There were some issues that I got right and the majority got wrong (in my humble opinion): The property tax classification amendment in 1978, declining the opportunity to repeal the prevailing wage law in 1988, rejecting repeal of the Dukakis tax hikes in 1990, and giving the Legislature constitutionally guaranteed pay raises in 1998.

Until the last election I thought: Win some, lose some, and continued to revere the initiative process.

But now I wonder if voters still deserve it. In 2000 they had sense enough to reject a petition to shut down greyhound racing; in 2008 they passed it. Despite a 1978 ballot question that sends a voter information booklet to each voter, not enough people read the opposition arguments or gave any thought to what would happen to the greyhounds when they lost their jobs.

The racetracks and their unions ran a poor campaign, focusing on track workers instead of the dogs. Animal lovers believed proponents' stories of abuse, though greyhound owners are among the most responsible dog owners in the state.

In Massachusetts, the industry is carefully regulated and retiring racers cannot be euthanized; when this new law goes into effect, they will be shipped to other states or kept here to compete with other dogs for adoption. Because of effective greyhound adoption programs, they may be OK; but other dogs will die in their place.

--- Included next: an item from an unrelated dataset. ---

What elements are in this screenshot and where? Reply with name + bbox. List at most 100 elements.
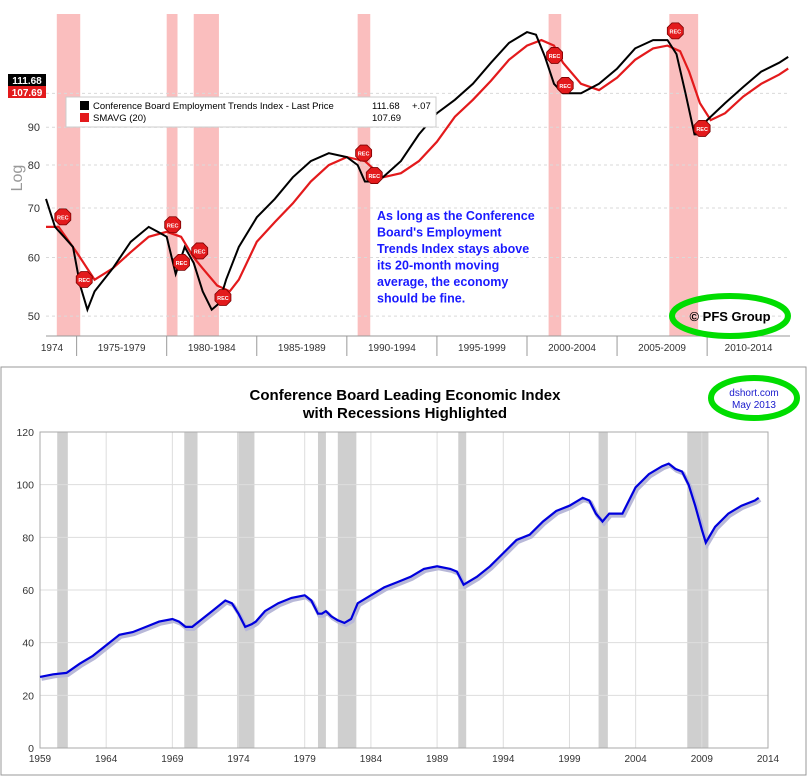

The situation is worse than it might be because of the recession, in which people who are losing their homes or their jobs are giving their pets to shelters. The last things these abandoned animals need is competition from unemployed racing dogs.

Voters didn't intend to hurt Fido. The law should be placed back on the 2010 ballot by legislators, which should also encourage everyone to learn the truth about the issue before the next statewide election. Then maybe the voters can redeem themselves, and the greyhounds.


The comments made and opinions expressed in her columns are those of Barbara Anderson
and do not necessarily reflect those of Citizens for Limited Taxation.


Barbara Anderson is executive director of Citizens for Limited Taxation. Her column appears weekly in the Salem News and other Eagle Tribune newspapers; bi-weekly in the Tinytown Gazette; and occasionally in the Lowell Sun, Providence (RI) Journal and other newspapers.